Cloud and AI Infrastructure had a few bright spots. I saw actual hardware on the floor - I had seen disk shelves over in the Big Data section, but here I spotted a Tape Library (I used to use those a lot, haven't seen much in that area for a while) and a VDI blade. Talked to a few people, including the Zabbix and Tailscale stands.

But when it came to Data Centre World, that was buzzing. It was about half the overall floor area, so it was far and away the dominant section. Tremendous diversity too - concrete, generators, power cables, electrical switching, fiber cables, cable management, thermal management, lots of power and cooling. Lots and lots of serious physical infrastructure.

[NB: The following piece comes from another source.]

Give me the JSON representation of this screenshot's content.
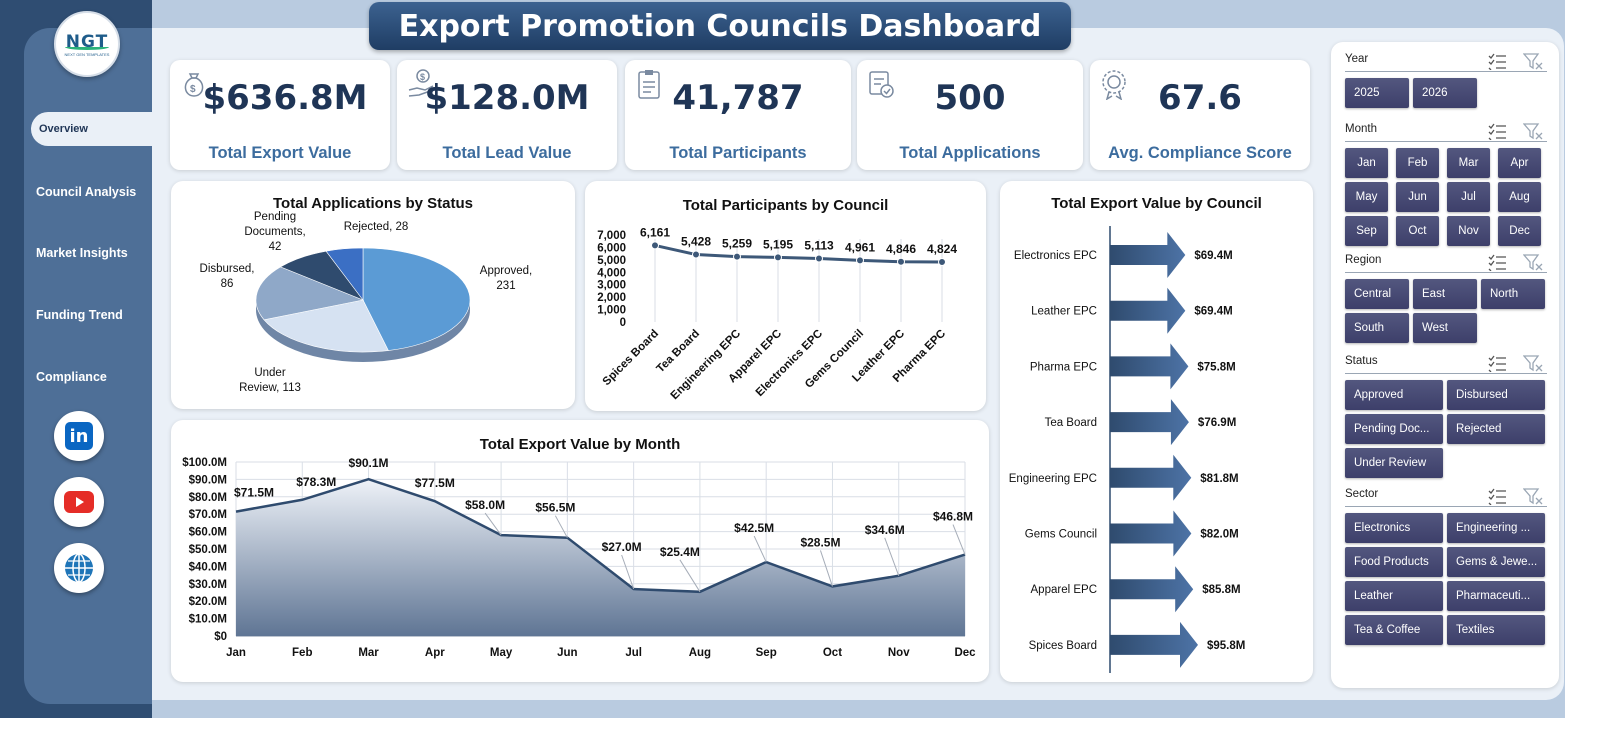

There was an obvious expectation on display that there's a massive market around high-density compute. I saw multiple vendors with custom rack designs - rear-door and liquid cooling in evidence. Some companies addressing the massive demand for water.

If these people are at a trade show, then the target market isn't the 3 or 4 hyperscalers. What's being anticipated in this frenzy is very much companies building out their own datacentre facilities, and that's very much an interesting trend.

There's a saying "During a gold rush, sell shovels". What I saw here was a whole army of shovel-sellers getting ready for the diggers to show up.